The only thing I can come up with is that, I think this is the calculation.
If they lose fluoridation, they lose credibility. If they lose credibility,
I'm talking about the public health community now, then it threatens other
public health practices. For public health, you have to have the public's
trust, and they're scared stiff of losing that public's trust. Therefore,
they've got to keep denying that they're damaging health or doing anything
wrong with fluoridation.
I think it's more or less they're defending fluoridation with so much
frenzy, because if they weren't defending fluoridation, they might be
defending some other things, like vaccination and some other public health
practices, which I think is much more dear to them at the center, the US
Surgeon General and the other people in NIH. I think these are more
important public health practices. They feel that they don't want to
protect those naked. They want the skirmish to be on fluoridation.
I don't know. If anybody that watches this has any other ideas why they
think this is going on, who's making money out of it. We know the phosphate
fertilizer industry is making money. We know the sugar lobby has always
been pro-fluoridation, because it's a distraction from one of the real
causes of tooth decay, is too much sugar. As long as you have the magic
bullet of fluoride, you don't have to worry about whether your kids are
eating too much candy, drinking too much soda, chocolate cookies, and so
on.
We have possibly the dental products people are worried that if
fluoridation goes, that they could take a hit, too, if we establish that
fluoride is causing, say, osteoarthritis. We know it's causing dental
fluorosis. If it's causing osteosarcoma, then they could be in trouble with
lawsuits. They have deep pockets, and they know that.

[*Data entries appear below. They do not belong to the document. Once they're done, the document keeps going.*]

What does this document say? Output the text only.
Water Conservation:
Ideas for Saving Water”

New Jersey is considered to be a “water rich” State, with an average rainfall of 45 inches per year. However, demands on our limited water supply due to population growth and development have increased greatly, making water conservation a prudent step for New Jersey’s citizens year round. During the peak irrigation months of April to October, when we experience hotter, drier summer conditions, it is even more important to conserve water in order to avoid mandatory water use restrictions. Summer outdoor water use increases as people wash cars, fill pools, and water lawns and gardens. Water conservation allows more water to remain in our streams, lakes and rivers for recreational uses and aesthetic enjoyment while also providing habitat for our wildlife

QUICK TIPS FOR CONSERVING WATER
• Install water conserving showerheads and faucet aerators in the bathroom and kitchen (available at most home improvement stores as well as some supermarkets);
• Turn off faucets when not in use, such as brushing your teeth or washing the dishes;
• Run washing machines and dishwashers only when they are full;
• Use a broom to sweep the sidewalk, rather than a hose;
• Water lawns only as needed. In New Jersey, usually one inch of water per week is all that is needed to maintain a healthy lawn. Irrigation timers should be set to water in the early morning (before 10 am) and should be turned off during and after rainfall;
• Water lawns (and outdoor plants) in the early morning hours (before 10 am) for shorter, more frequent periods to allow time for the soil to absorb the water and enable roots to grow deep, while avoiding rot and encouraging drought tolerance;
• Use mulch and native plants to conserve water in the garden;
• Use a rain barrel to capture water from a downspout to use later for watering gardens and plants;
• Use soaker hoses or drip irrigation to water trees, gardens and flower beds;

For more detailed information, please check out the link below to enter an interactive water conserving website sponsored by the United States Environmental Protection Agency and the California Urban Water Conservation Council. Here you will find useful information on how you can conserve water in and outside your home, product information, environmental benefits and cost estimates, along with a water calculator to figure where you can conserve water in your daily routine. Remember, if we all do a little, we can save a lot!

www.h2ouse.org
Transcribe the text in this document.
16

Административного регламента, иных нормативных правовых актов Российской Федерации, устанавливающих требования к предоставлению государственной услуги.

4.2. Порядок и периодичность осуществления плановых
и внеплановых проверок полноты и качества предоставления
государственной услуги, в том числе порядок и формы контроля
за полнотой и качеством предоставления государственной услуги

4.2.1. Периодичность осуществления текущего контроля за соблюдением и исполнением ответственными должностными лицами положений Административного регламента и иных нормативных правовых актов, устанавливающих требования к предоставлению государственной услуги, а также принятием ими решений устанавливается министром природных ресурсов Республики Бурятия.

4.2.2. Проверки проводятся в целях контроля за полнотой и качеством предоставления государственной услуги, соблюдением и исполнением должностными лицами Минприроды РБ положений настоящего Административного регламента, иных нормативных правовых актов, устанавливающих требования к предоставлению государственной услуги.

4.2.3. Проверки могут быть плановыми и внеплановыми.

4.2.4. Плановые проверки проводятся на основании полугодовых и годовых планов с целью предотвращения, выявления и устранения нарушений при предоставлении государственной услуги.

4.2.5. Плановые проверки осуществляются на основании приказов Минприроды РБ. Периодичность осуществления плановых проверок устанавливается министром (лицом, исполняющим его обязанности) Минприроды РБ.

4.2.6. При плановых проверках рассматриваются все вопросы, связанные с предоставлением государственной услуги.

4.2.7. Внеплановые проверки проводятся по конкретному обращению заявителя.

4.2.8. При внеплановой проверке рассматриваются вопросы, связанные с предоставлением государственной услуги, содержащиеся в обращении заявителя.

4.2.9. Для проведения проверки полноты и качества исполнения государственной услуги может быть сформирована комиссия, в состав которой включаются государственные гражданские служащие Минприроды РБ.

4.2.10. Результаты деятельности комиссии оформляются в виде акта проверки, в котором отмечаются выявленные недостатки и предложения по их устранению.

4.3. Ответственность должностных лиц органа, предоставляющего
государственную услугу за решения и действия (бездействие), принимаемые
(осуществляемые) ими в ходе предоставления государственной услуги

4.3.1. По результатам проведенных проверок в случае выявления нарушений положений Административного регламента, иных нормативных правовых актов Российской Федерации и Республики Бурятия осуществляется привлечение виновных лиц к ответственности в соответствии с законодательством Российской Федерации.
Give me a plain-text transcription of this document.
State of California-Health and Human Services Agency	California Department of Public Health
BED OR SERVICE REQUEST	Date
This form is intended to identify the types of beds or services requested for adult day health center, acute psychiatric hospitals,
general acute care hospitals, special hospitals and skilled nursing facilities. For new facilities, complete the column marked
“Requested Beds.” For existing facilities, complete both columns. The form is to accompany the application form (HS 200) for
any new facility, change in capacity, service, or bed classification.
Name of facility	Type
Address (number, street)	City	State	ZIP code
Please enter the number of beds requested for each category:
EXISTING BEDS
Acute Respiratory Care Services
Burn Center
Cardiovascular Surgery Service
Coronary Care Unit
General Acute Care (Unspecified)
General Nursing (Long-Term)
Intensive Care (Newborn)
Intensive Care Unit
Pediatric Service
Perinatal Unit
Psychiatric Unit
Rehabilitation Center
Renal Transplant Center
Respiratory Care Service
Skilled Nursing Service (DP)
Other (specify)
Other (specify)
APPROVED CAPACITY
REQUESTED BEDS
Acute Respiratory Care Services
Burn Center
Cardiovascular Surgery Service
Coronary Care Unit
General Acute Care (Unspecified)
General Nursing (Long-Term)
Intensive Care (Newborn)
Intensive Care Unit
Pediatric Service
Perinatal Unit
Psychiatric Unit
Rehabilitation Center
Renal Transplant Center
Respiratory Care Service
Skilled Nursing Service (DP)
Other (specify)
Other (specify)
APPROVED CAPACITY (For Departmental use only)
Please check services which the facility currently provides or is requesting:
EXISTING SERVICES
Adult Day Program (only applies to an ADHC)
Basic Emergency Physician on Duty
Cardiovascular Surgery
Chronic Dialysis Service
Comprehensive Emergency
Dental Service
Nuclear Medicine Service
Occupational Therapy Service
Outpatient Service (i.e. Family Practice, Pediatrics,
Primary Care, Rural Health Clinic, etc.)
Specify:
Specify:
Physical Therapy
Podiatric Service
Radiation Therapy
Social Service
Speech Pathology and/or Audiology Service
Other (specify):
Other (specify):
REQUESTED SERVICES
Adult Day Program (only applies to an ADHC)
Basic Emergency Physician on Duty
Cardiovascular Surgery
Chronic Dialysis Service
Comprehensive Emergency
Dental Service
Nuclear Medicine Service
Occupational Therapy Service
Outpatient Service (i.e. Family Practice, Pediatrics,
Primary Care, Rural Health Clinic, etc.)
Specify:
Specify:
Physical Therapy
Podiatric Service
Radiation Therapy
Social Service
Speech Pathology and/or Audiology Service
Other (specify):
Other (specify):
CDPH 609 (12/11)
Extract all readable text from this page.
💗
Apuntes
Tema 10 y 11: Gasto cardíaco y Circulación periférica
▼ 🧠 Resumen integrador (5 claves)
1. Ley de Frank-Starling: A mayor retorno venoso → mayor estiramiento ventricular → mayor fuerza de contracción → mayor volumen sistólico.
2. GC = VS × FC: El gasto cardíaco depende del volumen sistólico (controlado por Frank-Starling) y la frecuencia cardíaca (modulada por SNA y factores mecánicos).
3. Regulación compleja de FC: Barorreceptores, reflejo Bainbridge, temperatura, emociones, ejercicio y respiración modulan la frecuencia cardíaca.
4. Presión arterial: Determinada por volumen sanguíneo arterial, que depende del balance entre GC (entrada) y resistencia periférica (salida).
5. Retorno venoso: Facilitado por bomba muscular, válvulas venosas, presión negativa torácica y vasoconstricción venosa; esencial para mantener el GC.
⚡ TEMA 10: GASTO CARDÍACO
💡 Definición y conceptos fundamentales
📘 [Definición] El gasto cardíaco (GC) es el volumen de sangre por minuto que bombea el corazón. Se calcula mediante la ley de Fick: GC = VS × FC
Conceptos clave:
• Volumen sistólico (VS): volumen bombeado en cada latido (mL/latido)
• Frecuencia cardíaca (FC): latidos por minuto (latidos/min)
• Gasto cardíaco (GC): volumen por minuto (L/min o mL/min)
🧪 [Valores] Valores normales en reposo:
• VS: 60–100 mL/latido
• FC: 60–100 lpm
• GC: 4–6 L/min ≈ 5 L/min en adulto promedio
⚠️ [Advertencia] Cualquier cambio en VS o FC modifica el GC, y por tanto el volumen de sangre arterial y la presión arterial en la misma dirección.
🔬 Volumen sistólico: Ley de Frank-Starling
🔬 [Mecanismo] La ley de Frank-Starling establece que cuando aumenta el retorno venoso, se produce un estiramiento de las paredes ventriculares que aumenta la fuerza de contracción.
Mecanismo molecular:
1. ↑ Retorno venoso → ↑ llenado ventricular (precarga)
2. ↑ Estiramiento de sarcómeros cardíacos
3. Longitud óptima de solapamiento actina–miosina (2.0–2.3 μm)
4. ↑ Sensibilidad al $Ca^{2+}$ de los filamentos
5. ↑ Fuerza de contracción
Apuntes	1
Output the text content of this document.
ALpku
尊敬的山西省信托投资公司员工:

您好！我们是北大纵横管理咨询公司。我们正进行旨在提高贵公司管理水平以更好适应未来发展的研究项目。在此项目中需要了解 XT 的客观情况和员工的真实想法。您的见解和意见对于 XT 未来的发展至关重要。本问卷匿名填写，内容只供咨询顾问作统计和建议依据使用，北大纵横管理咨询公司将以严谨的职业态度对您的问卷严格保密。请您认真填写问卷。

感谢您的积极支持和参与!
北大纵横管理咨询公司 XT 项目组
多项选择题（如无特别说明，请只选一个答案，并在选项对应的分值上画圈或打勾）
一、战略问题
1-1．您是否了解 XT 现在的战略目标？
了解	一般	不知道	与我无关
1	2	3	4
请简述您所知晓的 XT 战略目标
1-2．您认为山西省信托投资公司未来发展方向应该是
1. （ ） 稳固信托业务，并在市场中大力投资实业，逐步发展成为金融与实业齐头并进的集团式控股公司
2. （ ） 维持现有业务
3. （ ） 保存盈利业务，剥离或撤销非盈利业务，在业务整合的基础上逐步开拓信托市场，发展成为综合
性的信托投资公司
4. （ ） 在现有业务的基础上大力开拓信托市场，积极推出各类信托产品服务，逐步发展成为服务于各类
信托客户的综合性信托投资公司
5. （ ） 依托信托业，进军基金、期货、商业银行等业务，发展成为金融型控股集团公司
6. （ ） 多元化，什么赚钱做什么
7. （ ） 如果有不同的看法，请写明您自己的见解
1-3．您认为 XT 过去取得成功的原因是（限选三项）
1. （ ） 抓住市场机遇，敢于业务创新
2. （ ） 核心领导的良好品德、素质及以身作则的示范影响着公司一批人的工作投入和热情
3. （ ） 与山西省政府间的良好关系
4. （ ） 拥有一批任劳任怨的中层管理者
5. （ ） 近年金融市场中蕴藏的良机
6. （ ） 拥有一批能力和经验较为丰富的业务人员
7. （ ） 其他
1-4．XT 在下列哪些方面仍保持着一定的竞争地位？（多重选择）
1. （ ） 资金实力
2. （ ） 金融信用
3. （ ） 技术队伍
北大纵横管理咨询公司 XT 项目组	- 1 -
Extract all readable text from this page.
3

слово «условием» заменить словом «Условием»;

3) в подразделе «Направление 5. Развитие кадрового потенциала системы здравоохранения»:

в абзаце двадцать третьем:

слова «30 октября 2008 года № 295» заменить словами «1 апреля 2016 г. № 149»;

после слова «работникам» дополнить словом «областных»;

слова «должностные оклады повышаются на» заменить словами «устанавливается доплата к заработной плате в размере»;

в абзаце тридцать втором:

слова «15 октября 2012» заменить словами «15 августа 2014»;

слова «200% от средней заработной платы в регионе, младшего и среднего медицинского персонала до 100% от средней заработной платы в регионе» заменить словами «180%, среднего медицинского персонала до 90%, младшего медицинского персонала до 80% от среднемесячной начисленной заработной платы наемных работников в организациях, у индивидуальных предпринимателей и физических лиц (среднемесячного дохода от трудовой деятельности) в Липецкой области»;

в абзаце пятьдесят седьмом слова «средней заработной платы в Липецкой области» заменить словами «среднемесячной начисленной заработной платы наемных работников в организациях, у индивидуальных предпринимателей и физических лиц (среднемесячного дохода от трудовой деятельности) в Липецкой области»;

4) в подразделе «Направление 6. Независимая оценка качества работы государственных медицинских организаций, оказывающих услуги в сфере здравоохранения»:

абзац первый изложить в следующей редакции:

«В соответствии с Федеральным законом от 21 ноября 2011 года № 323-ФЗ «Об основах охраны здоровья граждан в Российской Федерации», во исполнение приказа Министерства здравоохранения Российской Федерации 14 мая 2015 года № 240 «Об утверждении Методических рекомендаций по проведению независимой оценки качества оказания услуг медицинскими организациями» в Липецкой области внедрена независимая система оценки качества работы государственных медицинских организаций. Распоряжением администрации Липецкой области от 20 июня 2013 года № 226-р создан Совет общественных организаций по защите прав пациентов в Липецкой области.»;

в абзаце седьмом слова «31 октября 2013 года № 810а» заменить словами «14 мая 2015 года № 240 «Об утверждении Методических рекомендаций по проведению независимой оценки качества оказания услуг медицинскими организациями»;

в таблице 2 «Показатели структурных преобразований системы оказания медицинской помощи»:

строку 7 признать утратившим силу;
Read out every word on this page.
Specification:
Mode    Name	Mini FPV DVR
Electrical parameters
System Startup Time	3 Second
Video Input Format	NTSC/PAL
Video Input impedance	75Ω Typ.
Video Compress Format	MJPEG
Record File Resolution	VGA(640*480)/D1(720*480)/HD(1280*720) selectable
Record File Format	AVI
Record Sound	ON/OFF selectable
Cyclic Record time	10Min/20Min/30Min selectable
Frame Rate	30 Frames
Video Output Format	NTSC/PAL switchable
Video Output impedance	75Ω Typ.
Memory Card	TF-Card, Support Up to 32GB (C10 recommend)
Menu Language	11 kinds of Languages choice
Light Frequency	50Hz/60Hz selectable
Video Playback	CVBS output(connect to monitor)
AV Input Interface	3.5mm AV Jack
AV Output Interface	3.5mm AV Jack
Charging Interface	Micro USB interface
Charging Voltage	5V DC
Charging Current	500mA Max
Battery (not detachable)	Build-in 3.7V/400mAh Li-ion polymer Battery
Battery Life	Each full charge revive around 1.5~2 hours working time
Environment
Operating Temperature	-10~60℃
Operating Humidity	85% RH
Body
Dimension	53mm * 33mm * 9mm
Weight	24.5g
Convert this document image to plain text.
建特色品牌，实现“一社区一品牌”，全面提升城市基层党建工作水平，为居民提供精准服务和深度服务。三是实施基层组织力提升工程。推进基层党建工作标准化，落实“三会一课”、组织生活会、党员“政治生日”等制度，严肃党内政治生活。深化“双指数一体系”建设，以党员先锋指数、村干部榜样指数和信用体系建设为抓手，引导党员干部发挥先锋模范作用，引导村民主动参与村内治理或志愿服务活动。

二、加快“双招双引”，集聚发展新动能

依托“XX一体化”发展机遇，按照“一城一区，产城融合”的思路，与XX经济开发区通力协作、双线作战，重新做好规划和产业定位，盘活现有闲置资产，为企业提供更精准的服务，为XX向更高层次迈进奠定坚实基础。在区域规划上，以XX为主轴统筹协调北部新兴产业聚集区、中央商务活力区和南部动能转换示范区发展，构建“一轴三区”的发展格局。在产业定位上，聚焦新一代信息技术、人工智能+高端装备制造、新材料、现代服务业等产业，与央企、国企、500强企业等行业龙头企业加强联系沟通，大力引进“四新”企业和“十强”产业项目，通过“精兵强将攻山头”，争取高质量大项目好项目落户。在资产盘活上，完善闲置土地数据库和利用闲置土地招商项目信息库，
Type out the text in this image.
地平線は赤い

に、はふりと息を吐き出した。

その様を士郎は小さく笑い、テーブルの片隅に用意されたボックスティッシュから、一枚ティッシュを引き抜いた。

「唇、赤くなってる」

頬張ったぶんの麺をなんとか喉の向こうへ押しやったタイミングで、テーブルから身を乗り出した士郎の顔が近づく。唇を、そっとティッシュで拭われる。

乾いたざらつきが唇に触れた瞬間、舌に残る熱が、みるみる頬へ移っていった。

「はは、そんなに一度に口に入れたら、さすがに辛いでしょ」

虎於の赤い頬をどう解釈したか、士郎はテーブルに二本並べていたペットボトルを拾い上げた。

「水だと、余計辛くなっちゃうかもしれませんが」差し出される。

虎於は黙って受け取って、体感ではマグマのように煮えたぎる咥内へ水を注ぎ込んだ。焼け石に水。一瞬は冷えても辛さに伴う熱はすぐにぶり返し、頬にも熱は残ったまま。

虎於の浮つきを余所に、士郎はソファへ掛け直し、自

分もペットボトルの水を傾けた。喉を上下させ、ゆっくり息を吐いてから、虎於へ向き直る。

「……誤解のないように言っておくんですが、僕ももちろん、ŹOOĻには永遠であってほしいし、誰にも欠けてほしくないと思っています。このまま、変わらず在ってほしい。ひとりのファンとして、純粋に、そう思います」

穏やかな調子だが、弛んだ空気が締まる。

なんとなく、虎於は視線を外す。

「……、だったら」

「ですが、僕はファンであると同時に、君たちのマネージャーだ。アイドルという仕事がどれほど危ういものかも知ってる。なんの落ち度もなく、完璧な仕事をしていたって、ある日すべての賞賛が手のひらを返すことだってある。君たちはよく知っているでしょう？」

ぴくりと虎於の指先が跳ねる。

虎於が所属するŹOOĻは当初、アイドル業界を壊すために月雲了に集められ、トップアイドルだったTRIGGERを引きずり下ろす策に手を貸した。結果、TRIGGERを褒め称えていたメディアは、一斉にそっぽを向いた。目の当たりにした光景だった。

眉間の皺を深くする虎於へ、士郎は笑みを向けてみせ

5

Then, if you want to be cynical about it, the people that sell bottled
water, maybe they have an interest in keeping fluoridation going, because
all the time you're putting poison, which is what it is, in the public
drinking water, then you're going to be able to sell your bottled water to
those people when they learn about it.
Maybe, and this being really cynical, maybe the pharmaceutical industry is
only too happy to see us sick, because if it's true that fluoride
contributes to arthritis, then that's a big medication there. Pain-killers
are big, big, big. If it's contributing to gastrointestinal problems,
another big thing, all those things that you take for indigestion and
diarrhea and constipation and headaches and stuff like that.
There are people out there that are pretty convinced that they are
sensitive to fluoride. They have these symptoms, and they usually don't
know about it until they go to the doctor with these symptoms, common
symptoms. They go to the doctor and they start getting treatment. Nothing
works. Nothing works. This goes on for several year, and they're buying all
kinds of medications. Then somebody says to them, "Is your water
fluoridated?"
"I don't know," they don't know.
"Well, try not drinking the tap water," and mysteriously, these symptoms
disappear. After a few months, they come back again, and then they say,
"What happened?" and they find out they got fluoride from somewhere.
There is money being made out of there from some of the ailments caused by
fluoride, and there's certainly some economic interest.
Information
Dr. Paul Connett discusses his theories as to why fluoride is still used today. He says the benefit is limited and it's a known toxin. That information is becoming more and more widely known, yet fluoride is still widely used.